Pietism and revivalism have filled us up with the idea that Christians are on a different spiritual plane from the rest of the world. Our faith is some kind of magical force that fills us up and raises us up to a place where physical sickness, financial poverty, doubt, depression, anxiety, loneliness, or any other sort of mental/emotional struggle simply don’t exist.
I won’t deal with the issues of physical or financial distress, because it is mostly the extreme charismatic or word-of-faith churches which teach that believers are exempt from physical or financial distress (if they have sufficient faith). But as for the rest, this is something which is pervasive throughout almost all of evangelical Protestant-dom.
And it has got to go.
As quickly as possible.
First of all, it is just not good for anyone to go through life happy all the time. That would be just like going through life high on drugs all the time. And we all know that that is not good. As human beings, we are capable of feeling a wide range of emotions, we were meant to feel a wide range of emotions, and we will feel a wide range of emotions during the course of our lives, whether we care to admit it or not.

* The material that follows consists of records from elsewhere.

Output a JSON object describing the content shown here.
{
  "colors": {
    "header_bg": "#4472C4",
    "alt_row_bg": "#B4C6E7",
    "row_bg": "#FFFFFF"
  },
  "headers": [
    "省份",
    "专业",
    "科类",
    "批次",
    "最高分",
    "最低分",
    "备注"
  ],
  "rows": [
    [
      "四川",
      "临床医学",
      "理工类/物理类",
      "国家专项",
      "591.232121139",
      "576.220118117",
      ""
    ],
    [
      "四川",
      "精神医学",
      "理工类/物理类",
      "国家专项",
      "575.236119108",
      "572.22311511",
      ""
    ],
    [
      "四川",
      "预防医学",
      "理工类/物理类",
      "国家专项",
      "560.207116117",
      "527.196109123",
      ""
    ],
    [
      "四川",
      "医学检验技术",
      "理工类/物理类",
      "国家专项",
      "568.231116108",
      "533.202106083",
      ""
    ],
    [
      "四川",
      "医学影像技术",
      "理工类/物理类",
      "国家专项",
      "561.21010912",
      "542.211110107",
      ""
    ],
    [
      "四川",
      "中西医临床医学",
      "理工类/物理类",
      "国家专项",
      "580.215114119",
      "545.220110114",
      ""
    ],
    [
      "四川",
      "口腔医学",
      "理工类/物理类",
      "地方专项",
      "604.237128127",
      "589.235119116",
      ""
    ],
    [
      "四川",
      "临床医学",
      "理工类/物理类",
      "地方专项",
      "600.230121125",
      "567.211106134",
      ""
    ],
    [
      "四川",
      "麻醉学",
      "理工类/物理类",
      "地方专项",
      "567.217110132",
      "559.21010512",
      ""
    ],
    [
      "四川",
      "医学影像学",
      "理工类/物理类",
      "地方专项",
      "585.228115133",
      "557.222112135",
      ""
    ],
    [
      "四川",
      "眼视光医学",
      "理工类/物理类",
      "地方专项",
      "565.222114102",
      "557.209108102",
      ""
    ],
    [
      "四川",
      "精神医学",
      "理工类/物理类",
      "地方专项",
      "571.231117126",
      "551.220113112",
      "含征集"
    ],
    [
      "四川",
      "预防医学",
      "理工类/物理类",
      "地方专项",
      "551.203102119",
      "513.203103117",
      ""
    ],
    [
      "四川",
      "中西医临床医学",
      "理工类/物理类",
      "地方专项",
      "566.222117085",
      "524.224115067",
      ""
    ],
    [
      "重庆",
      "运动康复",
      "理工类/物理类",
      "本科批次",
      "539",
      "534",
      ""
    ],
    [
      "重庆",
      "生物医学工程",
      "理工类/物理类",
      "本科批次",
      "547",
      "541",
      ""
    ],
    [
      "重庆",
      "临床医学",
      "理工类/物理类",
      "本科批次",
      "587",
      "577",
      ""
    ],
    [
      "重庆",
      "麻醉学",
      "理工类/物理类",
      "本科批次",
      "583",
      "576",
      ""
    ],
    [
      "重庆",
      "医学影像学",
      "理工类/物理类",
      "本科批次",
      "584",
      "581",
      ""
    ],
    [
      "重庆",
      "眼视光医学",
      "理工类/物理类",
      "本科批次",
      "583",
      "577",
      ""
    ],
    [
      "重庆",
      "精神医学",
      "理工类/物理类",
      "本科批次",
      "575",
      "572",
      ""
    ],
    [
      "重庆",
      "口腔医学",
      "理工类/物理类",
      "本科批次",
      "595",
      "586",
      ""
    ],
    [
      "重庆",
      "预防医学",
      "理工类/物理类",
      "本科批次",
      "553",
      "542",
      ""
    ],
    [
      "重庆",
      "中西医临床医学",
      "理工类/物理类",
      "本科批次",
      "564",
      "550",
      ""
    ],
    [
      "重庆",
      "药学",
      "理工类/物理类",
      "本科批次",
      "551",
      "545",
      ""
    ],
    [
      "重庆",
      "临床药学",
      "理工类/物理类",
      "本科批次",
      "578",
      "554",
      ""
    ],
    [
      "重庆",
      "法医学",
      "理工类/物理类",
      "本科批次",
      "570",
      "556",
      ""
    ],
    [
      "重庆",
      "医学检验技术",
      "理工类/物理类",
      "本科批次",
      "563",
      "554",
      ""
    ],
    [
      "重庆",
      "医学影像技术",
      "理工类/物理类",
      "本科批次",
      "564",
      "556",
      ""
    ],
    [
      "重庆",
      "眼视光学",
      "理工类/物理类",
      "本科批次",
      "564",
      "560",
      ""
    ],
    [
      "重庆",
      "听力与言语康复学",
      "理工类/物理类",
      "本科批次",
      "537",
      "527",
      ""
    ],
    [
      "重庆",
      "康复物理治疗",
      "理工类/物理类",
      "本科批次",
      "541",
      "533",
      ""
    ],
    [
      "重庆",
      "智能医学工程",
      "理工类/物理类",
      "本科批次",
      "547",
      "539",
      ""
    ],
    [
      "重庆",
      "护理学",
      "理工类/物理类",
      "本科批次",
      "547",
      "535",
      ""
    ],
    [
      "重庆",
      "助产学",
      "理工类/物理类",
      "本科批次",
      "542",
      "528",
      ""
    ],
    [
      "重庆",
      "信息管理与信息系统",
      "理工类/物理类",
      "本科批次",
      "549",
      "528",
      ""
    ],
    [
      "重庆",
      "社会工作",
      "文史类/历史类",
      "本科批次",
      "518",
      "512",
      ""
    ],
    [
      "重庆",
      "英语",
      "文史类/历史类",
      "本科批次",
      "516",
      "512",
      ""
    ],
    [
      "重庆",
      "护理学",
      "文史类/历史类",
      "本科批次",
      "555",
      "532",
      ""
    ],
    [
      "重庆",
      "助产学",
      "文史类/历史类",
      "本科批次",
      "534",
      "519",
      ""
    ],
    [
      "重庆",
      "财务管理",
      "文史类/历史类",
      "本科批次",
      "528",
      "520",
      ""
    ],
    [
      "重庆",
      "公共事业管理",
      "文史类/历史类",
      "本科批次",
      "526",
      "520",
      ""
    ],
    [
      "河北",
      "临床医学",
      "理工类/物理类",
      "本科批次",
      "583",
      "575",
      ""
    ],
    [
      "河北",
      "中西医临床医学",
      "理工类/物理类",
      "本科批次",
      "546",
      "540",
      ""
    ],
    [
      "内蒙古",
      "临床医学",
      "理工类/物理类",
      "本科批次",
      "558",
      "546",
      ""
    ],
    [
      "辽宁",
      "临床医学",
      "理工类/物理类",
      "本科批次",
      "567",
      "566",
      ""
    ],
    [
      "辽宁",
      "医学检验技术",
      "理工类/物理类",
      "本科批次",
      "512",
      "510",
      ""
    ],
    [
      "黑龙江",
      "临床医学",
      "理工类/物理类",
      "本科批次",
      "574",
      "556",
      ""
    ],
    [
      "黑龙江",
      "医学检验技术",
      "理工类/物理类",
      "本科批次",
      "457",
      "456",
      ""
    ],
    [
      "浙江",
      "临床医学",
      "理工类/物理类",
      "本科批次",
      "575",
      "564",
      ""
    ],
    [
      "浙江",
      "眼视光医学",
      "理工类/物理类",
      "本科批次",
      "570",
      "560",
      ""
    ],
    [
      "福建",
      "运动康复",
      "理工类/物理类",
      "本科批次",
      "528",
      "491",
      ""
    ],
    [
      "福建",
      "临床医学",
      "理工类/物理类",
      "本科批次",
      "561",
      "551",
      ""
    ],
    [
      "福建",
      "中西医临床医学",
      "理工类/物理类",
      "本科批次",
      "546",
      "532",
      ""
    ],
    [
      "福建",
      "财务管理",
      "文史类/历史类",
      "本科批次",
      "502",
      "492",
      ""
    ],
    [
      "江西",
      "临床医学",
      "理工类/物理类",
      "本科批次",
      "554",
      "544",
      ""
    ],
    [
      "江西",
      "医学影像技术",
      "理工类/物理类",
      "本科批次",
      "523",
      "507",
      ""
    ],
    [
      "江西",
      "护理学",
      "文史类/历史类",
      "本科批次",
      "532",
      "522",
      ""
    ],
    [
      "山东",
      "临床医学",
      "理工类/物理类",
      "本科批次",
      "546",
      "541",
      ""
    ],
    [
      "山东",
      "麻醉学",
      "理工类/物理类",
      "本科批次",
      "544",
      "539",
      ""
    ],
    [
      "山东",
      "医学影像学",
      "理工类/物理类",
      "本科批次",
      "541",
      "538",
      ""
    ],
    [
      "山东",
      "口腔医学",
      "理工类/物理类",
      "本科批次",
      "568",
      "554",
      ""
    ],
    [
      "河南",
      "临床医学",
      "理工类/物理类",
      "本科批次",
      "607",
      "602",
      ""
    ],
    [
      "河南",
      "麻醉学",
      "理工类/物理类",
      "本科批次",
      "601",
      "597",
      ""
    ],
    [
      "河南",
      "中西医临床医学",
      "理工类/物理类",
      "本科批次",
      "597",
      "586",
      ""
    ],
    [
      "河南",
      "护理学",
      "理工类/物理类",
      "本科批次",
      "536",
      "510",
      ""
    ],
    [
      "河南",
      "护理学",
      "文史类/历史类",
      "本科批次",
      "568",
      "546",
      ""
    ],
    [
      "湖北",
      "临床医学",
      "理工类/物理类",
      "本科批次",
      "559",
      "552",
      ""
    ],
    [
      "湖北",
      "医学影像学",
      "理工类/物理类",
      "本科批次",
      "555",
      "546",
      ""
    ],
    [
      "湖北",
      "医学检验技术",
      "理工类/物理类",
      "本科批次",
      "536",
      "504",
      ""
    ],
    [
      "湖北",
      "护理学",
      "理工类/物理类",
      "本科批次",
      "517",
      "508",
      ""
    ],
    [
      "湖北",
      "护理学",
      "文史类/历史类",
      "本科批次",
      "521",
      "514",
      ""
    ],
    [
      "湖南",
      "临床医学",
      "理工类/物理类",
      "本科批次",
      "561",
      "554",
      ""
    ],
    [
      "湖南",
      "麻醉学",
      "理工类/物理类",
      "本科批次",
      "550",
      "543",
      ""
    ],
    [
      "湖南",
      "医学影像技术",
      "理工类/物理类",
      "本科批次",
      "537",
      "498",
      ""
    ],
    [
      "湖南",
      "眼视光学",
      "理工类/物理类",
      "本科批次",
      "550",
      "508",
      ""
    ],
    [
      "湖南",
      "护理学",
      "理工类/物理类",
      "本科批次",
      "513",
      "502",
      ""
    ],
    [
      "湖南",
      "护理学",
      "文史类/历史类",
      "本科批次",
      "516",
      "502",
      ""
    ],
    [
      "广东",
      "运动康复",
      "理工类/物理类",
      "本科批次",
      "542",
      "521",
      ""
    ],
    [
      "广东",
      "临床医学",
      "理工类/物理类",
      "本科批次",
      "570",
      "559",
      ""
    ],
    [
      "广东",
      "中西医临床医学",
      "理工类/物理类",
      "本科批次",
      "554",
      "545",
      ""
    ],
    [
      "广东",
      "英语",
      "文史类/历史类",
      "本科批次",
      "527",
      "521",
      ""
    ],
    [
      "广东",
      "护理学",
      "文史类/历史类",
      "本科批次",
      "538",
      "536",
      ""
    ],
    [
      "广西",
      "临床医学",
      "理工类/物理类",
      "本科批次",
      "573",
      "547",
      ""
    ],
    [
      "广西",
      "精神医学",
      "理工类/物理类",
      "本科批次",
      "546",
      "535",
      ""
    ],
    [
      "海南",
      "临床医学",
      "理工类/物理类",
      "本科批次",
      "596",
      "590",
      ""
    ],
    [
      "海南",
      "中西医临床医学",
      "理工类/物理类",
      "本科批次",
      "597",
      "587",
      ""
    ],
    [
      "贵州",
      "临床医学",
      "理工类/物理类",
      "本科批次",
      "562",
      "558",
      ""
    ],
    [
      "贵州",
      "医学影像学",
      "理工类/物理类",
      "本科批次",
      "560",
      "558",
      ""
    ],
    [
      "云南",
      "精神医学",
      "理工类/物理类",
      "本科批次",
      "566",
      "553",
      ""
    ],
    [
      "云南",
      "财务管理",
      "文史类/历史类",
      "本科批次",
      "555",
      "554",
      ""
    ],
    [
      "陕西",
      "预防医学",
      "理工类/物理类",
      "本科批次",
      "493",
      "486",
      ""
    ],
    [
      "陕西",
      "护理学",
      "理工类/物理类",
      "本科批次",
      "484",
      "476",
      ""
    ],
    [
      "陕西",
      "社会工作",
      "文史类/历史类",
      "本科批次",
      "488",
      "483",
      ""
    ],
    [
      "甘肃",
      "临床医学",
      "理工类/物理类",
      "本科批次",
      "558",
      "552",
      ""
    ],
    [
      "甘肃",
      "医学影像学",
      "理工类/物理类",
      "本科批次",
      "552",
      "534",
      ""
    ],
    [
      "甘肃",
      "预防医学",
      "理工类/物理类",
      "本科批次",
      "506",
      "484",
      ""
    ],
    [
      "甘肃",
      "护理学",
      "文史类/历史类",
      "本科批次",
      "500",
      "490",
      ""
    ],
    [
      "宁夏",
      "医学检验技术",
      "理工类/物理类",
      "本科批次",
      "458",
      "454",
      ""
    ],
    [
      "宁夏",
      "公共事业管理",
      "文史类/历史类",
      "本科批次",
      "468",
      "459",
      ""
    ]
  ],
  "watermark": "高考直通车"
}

So what do we do when the storms of life invariably come? (And they will come, no matter how strong your faith is or how close you are to God.) In the present evangelical culture, there is little if any room for anyone who is experiencing doubt, depression, disillusionment, etc. to engage with those feelings except from the standpoint of an outsider to the faith (i. e. These songs/sermons don’t apply to me, it isn’t working for me, I can’t do this). Surely this is not a healthy way to engage with these feelings–to say that they are a disease to the Body of Christ, or that I am a disease to the Body of Christ because I possess these feelings. Can you imagine what it would be like for any believer to walk with feelings like that for any significant length of time? The invariable result is that believers who struggle with doubt, depression, etc. become two-faced; they have their shiny happy face that they show in any environment where believers are gathered together publicly, and their not-so-happy face that they show in private because that is the only safe place for it.
Think what this does to our communities. Any community that is founded upon deceit, where being somebody other than who you truly are is a necessary survival tactic, is not a healthy community and it will not last long. Any believer who is truly honest with himself or herself, or who strives for such honesty, will not want to be part of such a community.
For the sake of our communities, and the believers who are gathered together in these communities, we need to do some serious housecleaning and get rid of the lie which says that we are above any sort of doubt, depression, disillusionment, etc. and that anyone who experiences these things is no different from the rest of the world. We need to make our churches and communities into safe places for people to express the way they feel when things do not work out for them, and then walk with them as they work through their doubt, depression, or disillusionment.